By Felix Brender 王哲謙
In the latest vignette of maritime theater off Yemen’s coast, a Chinese frigate decided to dazzle a German surveillance plane with a military-grade laser, forcing it to turn tail and return to Djibouti. Berlin is rightly incensed. Beijing’s antics risk the lives of EU personnel protecting Red Sea shipping, a lifeline of global commerce from which China itself profits. The episode underscores why the Bab-el-Mandeb (“Gate of Tears”)—the chokepoint between the Arabian Peninsula and the Horn of Africa—is rather aptly named in more senses than one.
Notably, this is not Beijing’s first such interference.
In 2018, for instance, the Pentagon accused Chinese personnel based in Djibouti of using military-grade lasers against U.S. pilots landing at the nearby U.S.-operated Lemonnier base, causing minor eye injuries in what was described as deliberate harassment of Western operations. The incident was quietly buried under diplomatic denials, but the emerging pattern is unmistakable: China is increasingly willing to inflict low-level disruption, particularly and including in the Red Sea.
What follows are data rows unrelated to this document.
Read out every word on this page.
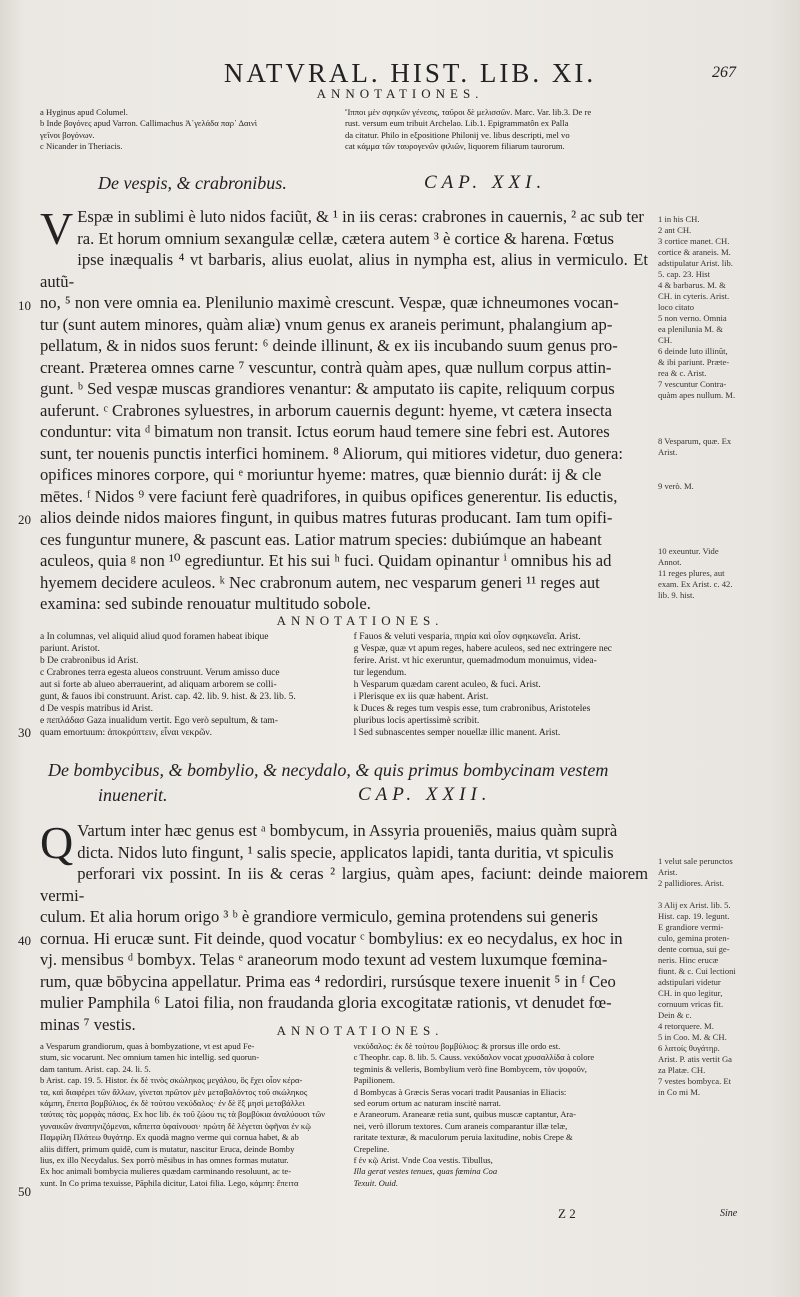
NATVRAL. HIST. LIB. XI.	267
ANNOTATIONES.
a Hyginus apud Columel.
b Inde βογόνες apud Varron. Callimachus Ἀ᾽γελάδα παρ᾽ Δαινὶ
γεῖνοι βογόνων.
c Nicander in Theriacis.
Ἵπποι μὲν σφηκῶν γένεσις, ταῦροι δὲ μελισσῶν. Marc. Var. lib.3. De re
rust. versum eum tribuit Archelao. Lib.1. Epigrammatôn ex Palla
da citatur. Philo in eξpositione Philonij ve. libus descripti, mel vo
cat κάμμα τῶν ταυρογενῶν φιλιῶν, liquorem filiarum taurorum.
De vespis, & crabronibus.	CAP. XXI.
V Espæ in sublimi è luto nidos faciũt, & ¹ in iis ceras: crabrones in cauernis, ² ac sub ter

ra. Et horum omnium sexangulæ cellæ, cætera autem ³ è cortice & harena. Fœtus

ipse inæqualis ⁴ vt barbaris, alius euolat, alius in nympha est, alius in vermiculo. Et autũ-

no, ⁵ non vere omnia ea. Plenilunio maximè crescunt. Vespæ, quæ ichneumones vocan-

tur (sunt autem minores, quàm aliæ) vnum genus ex araneis perimunt, phalangium ap-

pellatum, & in nidos suos ferunt: ⁶ deinde illinunt, & ex iis incubando suum genus pro-

creant. Præterea omnes carne ⁷ vescuntur, contrà quàm apes, quæ nullum corpus attin-

gunt. ᵇ Sed vespæ muscas grandiores venantur: & amputato iis capite, reliquum corpus

auferunt. ᶜ Crabrones syluestres, in arborum cauernis degunt: hyeme, vt cætera insecta

conduntur: vita ᵈ bimatum non transit. Ictus eorum haud temere sine febri est. Autores

sunt, ter nouenis punctis interfici hominem. ⁸ Aliorum, qui mitiores videtur, duo genera:

opifices minores corpore, qui ᵉ moriuntur hyeme: matres, quæ biennio durát: ij & cle

mētes. ᶠ Nidos ⁹ vere faciunt ferè quadrifores, in quibus opifices generentur. Iis eductis,

alios deinde nidos maiores fingunt, in quibus matres futuras producant. Iam tum opifi-

ces funguntur munere, & pascunt eas. Latior matrum species: dubiúmque an habeant

aculeos, quia ᵍ non ¹⁰ egrediuntur. Et his sui ʰ fuci. Quidam opinantur ⁱ omnibus his ad

hyemem decidere aculeos. ᵏ Nec crabronum autem, nec vesparum generi ¹¹ reges aut

examina: sed subinde renouatur multitudo sobole.

10
20
1 in his CH.
2 ant CH.
3 cortice manet. CH.
cortice & araneis. M.
adstipulatur Arist. lib.
5. cap. 23. Hist
4 & barbarus. M. &
CH. in cyteris. Arist.
loco citato
5 non verno. Omnia
ea plenilunia M. &
CH.
6 deinde luto illinũt,
& ibi pariunt. Præte-
rea & c. Arist.
7 vescuntur Contra-
quàm apes nullum. M.
8 Vesparum, quæ. Ex
Arist.
9 verò. M.
10 exeuntur. Vide
Annot.
11 reges plures, aut
exam. Ex Arist. c. 42.
lib. 9. hist.
ANNOTATIONES.
a In columnas, vel aliquid aliud quod foramen habeat ibique
pariunt. Aristot.
b De crabronibus id Arist.
c Crabrones terra egesta alueos construunt. Verum amisso duce
aut si forte ab alueo aberrauerint, ad aliquam arborem se colli-
gunt, & fauos ibi construunt. Arist. cap. 42. lib. 9. hist. & 23. lib. 5.
d De vespis matribus id Arist.
e πεπλάδασ Gaza inualidum vertit. Ego verò sepultum, & tam-
quam emortuum: ἀποκρύπτειν, εἶναι νεκρῶν.
f Fauos & veluti vesparia, πηρία καὶ οἷον σφηκωνεῖα. Arist.
g Vespæ, quæ vt apum reges, habere aculeos, sed nec extringere nec
ferire. Arist. vt hic exeruntur, quemadmodum monuimus, videa-
tur legendum.
h Vesparum quædam carent aculeo, & fuci. Arist.
i Plerisque ex iis quæ habent. Arist.
k Duces & reges tum vespis esse, tum crabronibus, Aristoteles
pluribus locis apertissimè scribit.
l Sed subnascentes semper nouellæ illic manent. Arist.
30
De bombycibus, & bombylio, & necydalo, & quis primus bombycinam vestem
inuenerit.	CAP. XXII.
Q Vartum inter hæc genus est ᵃ bombycum, in Assyria proueniēs, maius quàm suprà

dicta. Nidos luto fingunt, ¹ salis specie, applicatos lapidi, tanta duritia, vt spiculis

perforari vix possint. In iis & ceras ² largius, quàm apes, faciunt: deinde maiorem vermi-

culum. Et alia horum origo ³ ᵇ è grandiore vermiculo, gemina protendens sui generis

cornua. Hi erucæ sunt. Fit deinde, quod vocatur ᶜ bombylius: ex eo necydalus, ex hoc in

vj. mensibus ᵈ bombyx. Telas ᵉ araneorum modo texunt ad vestem luxumque fœmina-

rum, quæ bōbycina appellatur. Prima eas ⁴ redordiri, rursúsque texere inuenit ⁵ in ᶠ Ceo

mulier Pamphila ⁶ Latoi filia, non fraudanda gloria excogitatæ rationis, vt denudet fœ-

minas ⁷ vestis.

40
1 velut sale perunctos
Arist.
2 pallidiores. Arist.
3 Alij ex Arist. lib. 5.
Hist. cap. 19. legunt.
E grandiore vermi-
culo, gemina proten-
dente cornua, sui ge-
neris. Hinc erucæ
fiunt. & c. Cui lectioni
adstipulari videtur
CH. in quo legitur,
cornuum vricas fit.
Dein & c.
4 retorquere. M.
5 in Coo. M. & CH.
6 λατοίς θυγάτηρ.
Arist. P. atis vertit Ga
za Platæ. CH.
7 vestes bombyca. Et
in Co mi M.
ANNOTATIONES.
a Vesparum grandiorum, quas à bombyzatione, vt est apud Fe-
stum, sic vocarunt. Nec omnium tamen hic intellig. sed quorun-
dam tantum. Arist. cap. 24. li. 5.
b Arist. cap. 19. 5. Histor. ἐκ δὲ τινὸς σκώληκος μεγάλου, ὃς ἔχει οἷον κέρα-
τα, καὶ διαφέρει τῶν ἄλλων, γίνεται πρῶτον μὲν μεταβαλόντος τοῦ σκώληκος
κάμπη, ἔπειτα βομβύλιος, ἐκ δὲ τούτου νεκύδαλος· ἐν δὲ ἓξ μησὶ μεταβάλλει
ταύτας τὰς μορφὰς πάσας. Ex hoc lib. ἐκ τοῦ ζώου τις τὰ βομβύκια ἀναλύουσι τῶν
γυναικῶν ἀναπηνιζόμεναι, κἄπειτα ὑφαίνουσι· πρώτη δὲ λέγεται ὑφῆναι ἐν κῷ
Παμφίλη Πλάτεω θυγάτηρ. Ex quodà magno verme qui cornua habet, & ab
aliis differt, primum quidē, cum is mutatur, nascitur Eruca, deinde Bomby
lius, ex illo Necydalus. Sex porrò mēsibus in has omnes formas mutatur.
Ex hoc animali bombycia mulieres quædam carminando resoluunt, ac te-
xunt. In Co prima texuisse, Pāphila dicitur, Latoi filia. Lego, κάμπη: ἔπειτα
νεκύδαλος: ἐκ δὲ τούτου βομβύλιος: & prorsus ille ordo est.
c Theophr. cap. 8. lib. 5. Causs. νεκύδαλον vocat χρυσαλλίδα à colore
tegminis & velleris, Bombylium verò fine Bombycem, τὸν ψοφοῦν,
Papilionem.
d Bombycas à Græcis Seras vocari tradit Pausanias in Eliacis:
sed eorum ortum ac naturam inscitè narrat.
e Araneorum. Aranearæ retia sunt, quibus muscæ captantur, Ara-
nei, verò illorum textores. Cum araneis comparantur illæ telæ,
raritate texturæ, & maculorum peruia laxitudine, nobis Crepe &
Crepeline.
f ἐν κῷ Arist. Vnde Coa vestis. Tibullus,
Illa gerat vestes tenues, quas fœmina Coa
Texuit. Ouid.
50
Z 2	Sine
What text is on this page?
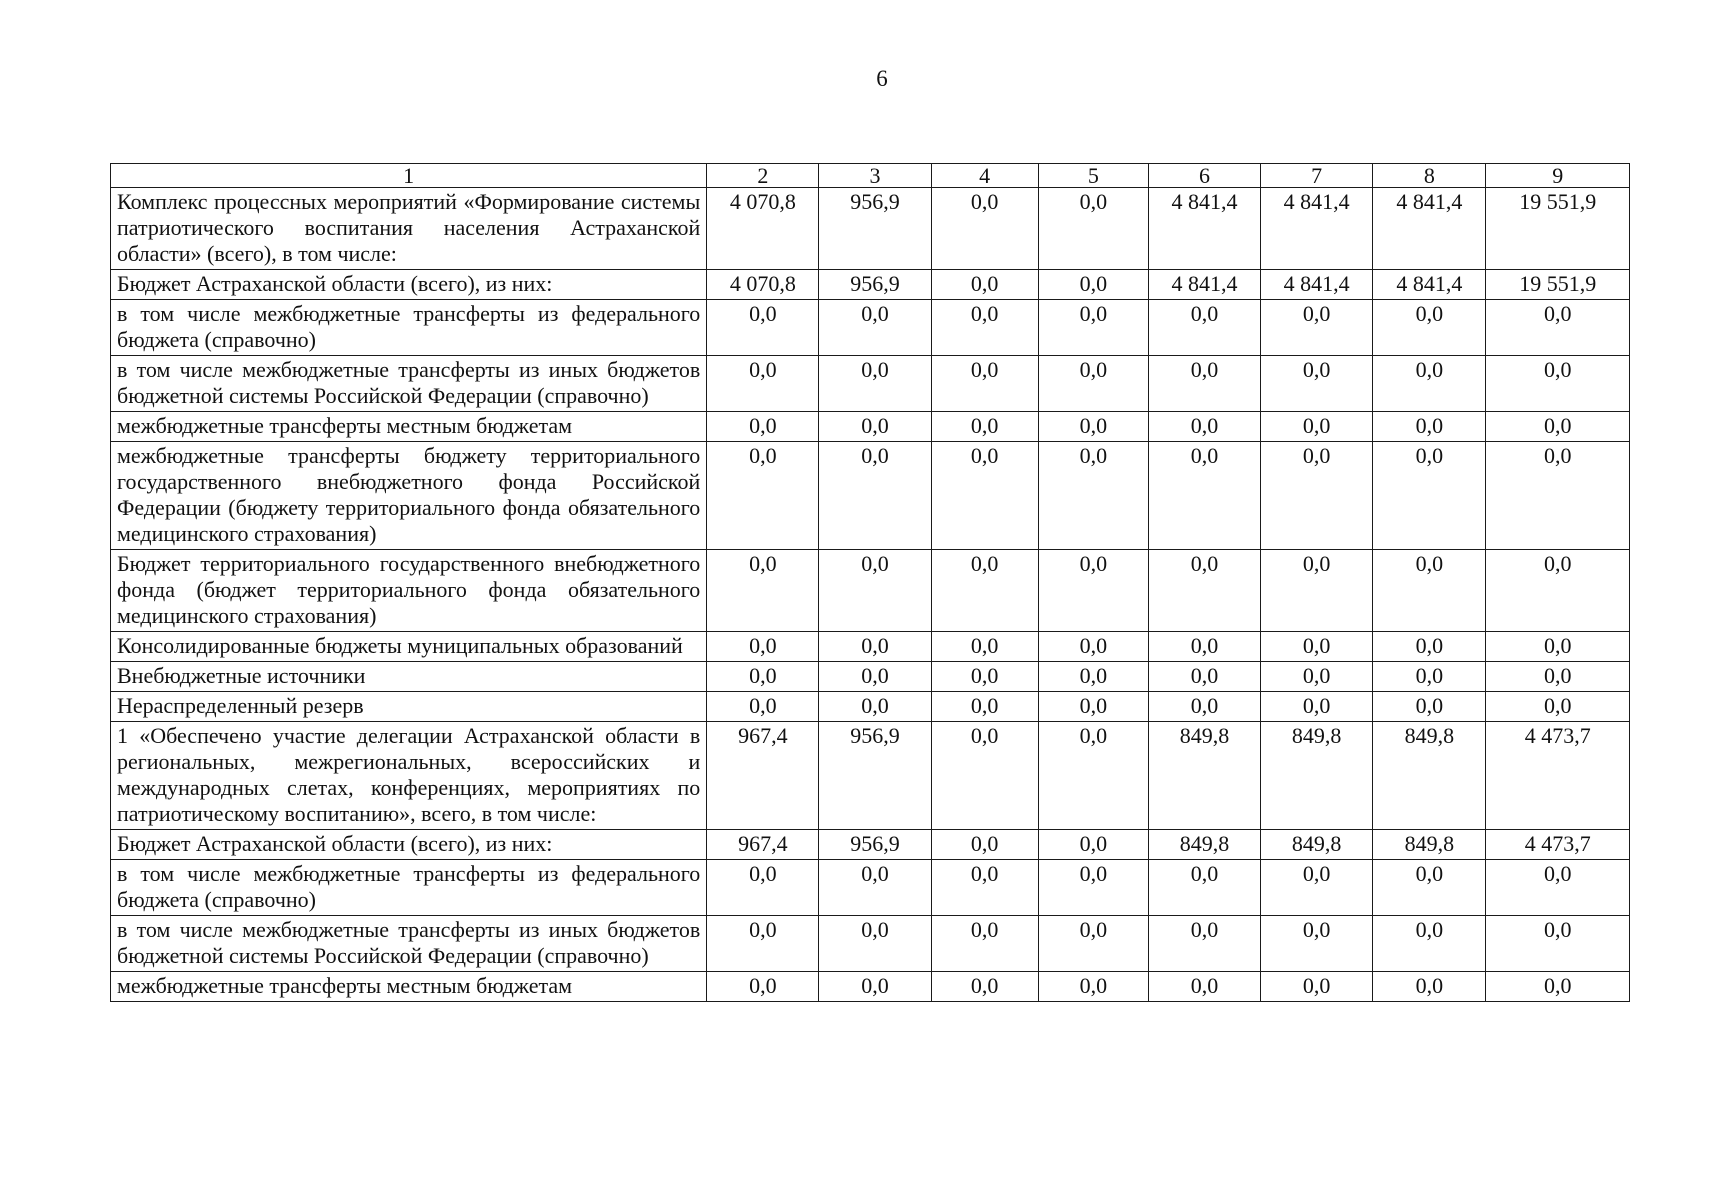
6
1	2	3	4	5	6	7	8	9
Комплекс процессных мероприятий «Формирование системы патриотического воспитания населения Астраханской области» (всего), в том числе:	4 070,8	956,9	0,0	0,0	4 841,4	4 841,4	4 841,4	19 551,9
Бюджет Астраханской области (всего), из них:	4 070,8	956,9	0,0	0,0	4 841,4	4 841,4	4 841,4	19 551,9
в том числе межбюджетные трансферты из федерального бюджета (справочно)	0,0	0,0	0,0	0,0	0,0	0,0	0,0	0,0
в том числе межбюджетные трансферты из иных бюджетов бюджетной системы Российской Федерации (справочно)	0,0	0,0	0,0	0,0	0,0	0,0	0,0	0,0
межбюджетные трансферты местным бюджетам	0,0	0,0	0,0	0,0	0,0	0,0	0,0	0,0
межбюджетные трансферты бюджету территориального государственного внебюджетного фонда Российской Федерации (бюджету территориального фонда обязательного медицинского страхования)	0,0	0,0	0,0	0,0	0,0	0,0	0,0	0,0
Бюджет территориального государственного внебюджетного фонда (бюджет территориального фонда обязательного медицинского страхования)	0,0	0,0	0,0	0,0	0,0	0,0	0,0	0,0
Консолидированные бюджеты муниципальных образований	0,0	0,0	0,0	0,0	0,0	0,0	0,0	0,0
Внебюджетные источники	0,0	0,0	0,0	0,0	0,0	0,0	0,0	0,0
Нераспределенный резерв	0,0	0,0	0,0	0,0	0,0	0,0	0,0	0,0
1 «Обеспечено участие делегации Астраханской области в региональных, межрегиональных, всероссийских и международных слетах, конференциях, мероприятиях по патриотическому воспитанию», всего, в том числе:	967,4	956,9	0,0	0,0	849,8	849,8	849,8	4 473,7
Бюджет Астраханской области (всего), из них:	967,4	956,9	0,0	0,0	849,8	849,8	849,8	4 473,7
в том числе межбюджетные трансферты из федерального бюджета (справочно)	0,0	0,0	0,0	0,0	0,0	0,0	0,0	0,0
в том числе межбюджетные трансферты из иных бюджетов бюджетной системы Российской Федерации (справочно)	0,0	0,0	0,0	0,0	0,0	0,0	0,0	0,0
межбюджетные трансферты местным бюджетам	0,0	0,0	0,0	0,0	0,0	0,0	0,0	0,0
China, like the Company in Conrad’s Heart of Darkness, proclaims neutrality while deftly ensuring its interests are safeguarded. Its entanglement with Yemen’s Houthis exemplifies this method.
China’s goal is neither regional dominance nor outright subversion, but rather to keep the prevailing system sufficiently fragile to serve its interests.
Beijing maintains diplomatic channels with the Houthi-controlled Supreme Political Council, while providing indirect support—components for drones, satellite imagery, and signals of tacit tolerance that enable the Houthis’ disruptions. This is not about ideological kinship, but pragmatic utility: shielding Chinese interests while destabilizing the maritime operations of others.
The balance is delicate: enough support to matter, but never enough to earn the label of sponsor.
Equally telling is China’s careful alignment with Iran. Tehran, a strategic supplier of oil to China and a Belt and Road partner, benefits from Houthi agitation in the Red Sea. China’s engagement with the Houthis complements Iran’s regional ambitions, strengthening the Beijing-Tehran axis without requiring direct Chinese fingerprints on missiles launched towards shipping lanes.
Meanwhile, every Houthi drone or missile that entangles the United States in Red Sea security dilemmas benefits Beijing, while allowing China to position itself as the calm, alternative partner in a region plagued by Western ‘disorder’.
Yet China treads carefully. Openly embracing the Houthis risks alienating Riyadh and Abu Dhabi, jeopardising its Gulf relationships, and undermining its image as a neutral economic actor. Beijing’s strategy remains subtle: encouraging limited instability that weakens others while preserving plausible deniability.
It is not seeking to build a rival order, but to ensure that the existing one remains—or becomes—too brittle to constrain its ambitions. In the fog of Red Sea skirmishes and Houthi posturing, China does not simply find comfort in disorder—calculated disruption itself is Beijing’s strategy.
China’s actions are neither driven purely by trade interests nor part of a grand plan to replace the current order. Its goal is neither regional dominance nor outright subversion, but rather to keep the prevailing system sufficiently fragile to serve its interests, while avoiding the burdens of overt leadership.
Felix Brender is a PhD candidate at the London School of Economics.